As far as I can see there is no solution to the zero day exploit problem. Someone can always see what software you are running and wait until the moment a vulnerability is discovered and immediately attack you before you can patch. It is true however that most people will not be targeted in this way since there are many more benevolent people than malicious people (see above quote). In general websites are not targeted until vulnerable sites can be found with a web search engine, making it easy for a few people to find a large number of vulnerable sites.

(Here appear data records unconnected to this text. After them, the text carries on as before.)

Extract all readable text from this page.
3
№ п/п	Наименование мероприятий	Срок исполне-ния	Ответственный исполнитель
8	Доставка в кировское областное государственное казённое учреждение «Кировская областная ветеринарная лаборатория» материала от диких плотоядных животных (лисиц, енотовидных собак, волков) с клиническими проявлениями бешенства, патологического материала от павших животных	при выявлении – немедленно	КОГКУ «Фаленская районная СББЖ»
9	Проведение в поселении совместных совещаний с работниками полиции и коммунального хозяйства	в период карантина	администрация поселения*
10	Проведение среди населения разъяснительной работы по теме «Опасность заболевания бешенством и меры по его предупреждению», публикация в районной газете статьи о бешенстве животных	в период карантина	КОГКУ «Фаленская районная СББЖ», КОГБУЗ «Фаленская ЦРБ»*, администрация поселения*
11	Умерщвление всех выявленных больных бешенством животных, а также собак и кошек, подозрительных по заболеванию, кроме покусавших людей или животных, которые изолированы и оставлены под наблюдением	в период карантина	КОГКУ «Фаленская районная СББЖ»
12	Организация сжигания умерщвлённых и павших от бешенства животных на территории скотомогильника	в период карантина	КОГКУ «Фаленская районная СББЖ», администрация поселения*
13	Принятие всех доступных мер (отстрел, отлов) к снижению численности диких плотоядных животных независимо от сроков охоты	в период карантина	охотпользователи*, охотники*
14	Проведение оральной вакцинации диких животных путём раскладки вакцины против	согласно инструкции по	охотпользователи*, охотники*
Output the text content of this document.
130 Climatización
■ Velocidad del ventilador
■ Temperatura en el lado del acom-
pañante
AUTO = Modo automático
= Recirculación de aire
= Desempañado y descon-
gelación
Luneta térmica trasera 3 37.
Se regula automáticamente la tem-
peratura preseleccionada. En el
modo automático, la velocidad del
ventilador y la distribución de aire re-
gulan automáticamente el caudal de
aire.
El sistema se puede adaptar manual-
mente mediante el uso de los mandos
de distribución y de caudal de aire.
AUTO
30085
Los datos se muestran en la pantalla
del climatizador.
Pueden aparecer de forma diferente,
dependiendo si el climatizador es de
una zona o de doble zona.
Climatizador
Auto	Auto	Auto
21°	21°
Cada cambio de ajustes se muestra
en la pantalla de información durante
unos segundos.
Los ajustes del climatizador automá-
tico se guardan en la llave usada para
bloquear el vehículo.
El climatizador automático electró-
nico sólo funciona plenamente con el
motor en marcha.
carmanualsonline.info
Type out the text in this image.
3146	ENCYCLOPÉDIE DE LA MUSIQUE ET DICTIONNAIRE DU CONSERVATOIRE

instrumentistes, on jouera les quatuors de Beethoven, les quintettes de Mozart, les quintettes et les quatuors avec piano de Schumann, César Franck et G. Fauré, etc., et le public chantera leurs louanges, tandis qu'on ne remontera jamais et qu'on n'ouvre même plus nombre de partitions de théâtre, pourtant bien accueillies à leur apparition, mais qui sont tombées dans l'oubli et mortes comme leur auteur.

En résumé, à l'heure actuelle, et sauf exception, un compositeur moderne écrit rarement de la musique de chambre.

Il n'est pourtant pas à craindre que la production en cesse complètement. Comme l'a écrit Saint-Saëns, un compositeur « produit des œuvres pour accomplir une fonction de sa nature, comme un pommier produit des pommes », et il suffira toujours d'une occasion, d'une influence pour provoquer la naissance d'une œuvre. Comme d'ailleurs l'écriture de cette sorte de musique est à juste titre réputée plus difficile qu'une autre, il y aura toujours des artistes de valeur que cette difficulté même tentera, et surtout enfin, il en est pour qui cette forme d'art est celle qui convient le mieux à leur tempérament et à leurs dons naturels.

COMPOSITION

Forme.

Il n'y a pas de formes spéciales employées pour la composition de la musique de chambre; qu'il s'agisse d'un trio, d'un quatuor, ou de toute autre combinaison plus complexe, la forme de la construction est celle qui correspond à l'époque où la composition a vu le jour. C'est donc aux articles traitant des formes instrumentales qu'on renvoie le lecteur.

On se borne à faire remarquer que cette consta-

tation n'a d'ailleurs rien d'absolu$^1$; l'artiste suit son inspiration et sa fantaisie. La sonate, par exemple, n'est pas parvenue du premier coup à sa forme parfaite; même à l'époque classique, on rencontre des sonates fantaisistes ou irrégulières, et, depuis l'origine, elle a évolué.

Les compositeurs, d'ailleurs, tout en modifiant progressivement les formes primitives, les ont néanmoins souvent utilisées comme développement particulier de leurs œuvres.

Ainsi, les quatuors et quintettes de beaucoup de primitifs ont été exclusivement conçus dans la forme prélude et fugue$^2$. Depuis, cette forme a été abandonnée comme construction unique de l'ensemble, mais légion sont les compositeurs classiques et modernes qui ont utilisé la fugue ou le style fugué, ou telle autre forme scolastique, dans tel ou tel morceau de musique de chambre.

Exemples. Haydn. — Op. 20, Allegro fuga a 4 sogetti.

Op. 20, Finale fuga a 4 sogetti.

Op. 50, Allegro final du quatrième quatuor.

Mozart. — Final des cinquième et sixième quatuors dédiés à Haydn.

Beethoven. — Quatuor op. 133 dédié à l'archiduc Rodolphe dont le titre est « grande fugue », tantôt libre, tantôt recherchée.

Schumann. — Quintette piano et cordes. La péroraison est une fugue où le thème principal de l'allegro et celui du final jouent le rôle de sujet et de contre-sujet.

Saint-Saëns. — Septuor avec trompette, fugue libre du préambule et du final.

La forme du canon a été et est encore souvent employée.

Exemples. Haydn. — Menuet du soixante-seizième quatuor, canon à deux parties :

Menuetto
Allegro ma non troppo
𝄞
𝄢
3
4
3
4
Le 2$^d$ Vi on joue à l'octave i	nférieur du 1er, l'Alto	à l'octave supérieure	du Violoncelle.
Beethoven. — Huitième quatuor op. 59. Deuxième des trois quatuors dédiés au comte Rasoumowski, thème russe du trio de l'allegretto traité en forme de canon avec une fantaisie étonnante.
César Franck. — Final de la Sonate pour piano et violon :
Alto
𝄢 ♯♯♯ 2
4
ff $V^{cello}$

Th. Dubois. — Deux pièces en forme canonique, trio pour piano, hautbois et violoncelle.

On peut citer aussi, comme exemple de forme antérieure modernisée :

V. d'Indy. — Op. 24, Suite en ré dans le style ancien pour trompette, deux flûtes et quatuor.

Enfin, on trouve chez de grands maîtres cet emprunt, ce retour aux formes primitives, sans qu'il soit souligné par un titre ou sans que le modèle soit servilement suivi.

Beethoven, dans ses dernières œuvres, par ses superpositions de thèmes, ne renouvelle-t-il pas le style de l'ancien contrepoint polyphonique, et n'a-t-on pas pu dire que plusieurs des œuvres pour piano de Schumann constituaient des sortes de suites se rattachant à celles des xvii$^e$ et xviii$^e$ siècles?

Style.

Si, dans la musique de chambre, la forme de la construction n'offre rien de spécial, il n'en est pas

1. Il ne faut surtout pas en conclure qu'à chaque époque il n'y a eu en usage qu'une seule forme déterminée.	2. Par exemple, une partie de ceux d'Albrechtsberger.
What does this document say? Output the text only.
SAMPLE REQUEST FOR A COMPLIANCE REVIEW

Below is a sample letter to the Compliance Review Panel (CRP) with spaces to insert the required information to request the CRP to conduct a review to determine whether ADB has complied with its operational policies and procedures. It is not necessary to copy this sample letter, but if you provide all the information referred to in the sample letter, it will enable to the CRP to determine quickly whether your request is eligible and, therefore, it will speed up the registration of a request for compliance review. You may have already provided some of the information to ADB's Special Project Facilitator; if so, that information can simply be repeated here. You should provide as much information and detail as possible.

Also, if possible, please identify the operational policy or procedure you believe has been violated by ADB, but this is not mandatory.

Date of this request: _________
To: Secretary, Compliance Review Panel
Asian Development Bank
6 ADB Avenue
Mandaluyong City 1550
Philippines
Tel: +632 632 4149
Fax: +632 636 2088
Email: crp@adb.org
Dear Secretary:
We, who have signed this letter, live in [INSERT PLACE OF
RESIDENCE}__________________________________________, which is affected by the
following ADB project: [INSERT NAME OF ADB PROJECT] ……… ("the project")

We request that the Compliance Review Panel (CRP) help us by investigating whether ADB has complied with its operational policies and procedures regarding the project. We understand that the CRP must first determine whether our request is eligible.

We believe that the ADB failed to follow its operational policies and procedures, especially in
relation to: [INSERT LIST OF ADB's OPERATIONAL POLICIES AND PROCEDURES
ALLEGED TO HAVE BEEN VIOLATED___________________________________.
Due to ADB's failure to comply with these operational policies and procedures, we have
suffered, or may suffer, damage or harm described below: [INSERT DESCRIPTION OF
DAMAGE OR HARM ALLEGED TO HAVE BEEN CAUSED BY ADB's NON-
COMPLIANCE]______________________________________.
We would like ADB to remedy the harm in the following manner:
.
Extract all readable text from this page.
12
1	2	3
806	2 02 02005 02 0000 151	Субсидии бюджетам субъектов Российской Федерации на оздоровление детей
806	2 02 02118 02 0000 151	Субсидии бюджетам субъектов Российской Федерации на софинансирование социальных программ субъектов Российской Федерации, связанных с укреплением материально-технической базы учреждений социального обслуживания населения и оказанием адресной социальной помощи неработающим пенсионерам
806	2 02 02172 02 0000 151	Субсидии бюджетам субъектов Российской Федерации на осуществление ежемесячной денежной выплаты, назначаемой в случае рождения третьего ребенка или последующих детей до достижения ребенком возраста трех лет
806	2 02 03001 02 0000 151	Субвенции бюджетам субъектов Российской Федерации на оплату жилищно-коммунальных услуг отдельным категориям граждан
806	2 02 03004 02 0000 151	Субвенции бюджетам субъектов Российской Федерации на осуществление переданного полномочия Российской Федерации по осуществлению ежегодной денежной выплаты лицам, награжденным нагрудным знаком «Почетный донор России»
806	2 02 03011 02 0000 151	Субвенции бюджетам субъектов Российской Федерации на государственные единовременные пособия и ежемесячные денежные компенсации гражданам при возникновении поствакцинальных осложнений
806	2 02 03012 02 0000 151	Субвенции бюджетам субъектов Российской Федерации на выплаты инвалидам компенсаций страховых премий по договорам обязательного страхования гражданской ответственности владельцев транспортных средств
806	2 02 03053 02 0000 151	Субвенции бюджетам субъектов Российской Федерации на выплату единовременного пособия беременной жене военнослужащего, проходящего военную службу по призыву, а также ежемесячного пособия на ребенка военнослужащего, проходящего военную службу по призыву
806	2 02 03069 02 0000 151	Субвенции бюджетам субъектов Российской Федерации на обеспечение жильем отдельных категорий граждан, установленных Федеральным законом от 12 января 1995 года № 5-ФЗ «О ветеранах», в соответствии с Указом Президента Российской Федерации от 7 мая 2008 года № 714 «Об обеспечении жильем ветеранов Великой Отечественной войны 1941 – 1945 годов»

Don’t know where I’m going with this post. Just that we are doomed to not be able to instantly patch.

Under Construction

May 26th, 2006

You know those stupid animated GIFs of some stick figure digging. Well we have new sites in the works, and I want to get the links out there so the search engines pick them up.

Toonet

Toonet is a simple set of utilities for stuff I sometimes want to run off a remote computer. Now it is really easy. With toonet you can port scan, do DNS lookups, ping, and more in the future.

Toometa – Linux

This site will contain useful information about Linux. Compatible laptop hardware, etc. This info will also be submitted to http://linux-laptop.net/ and http://tuxmobil.org/

Toometa

This site will replace toometa.com. Its exact final point is still unknown and undisclosed.

LinuxRumors

This site is the one I’m least serious about this far, but I thought it was a good domain name for yet another open source software news site.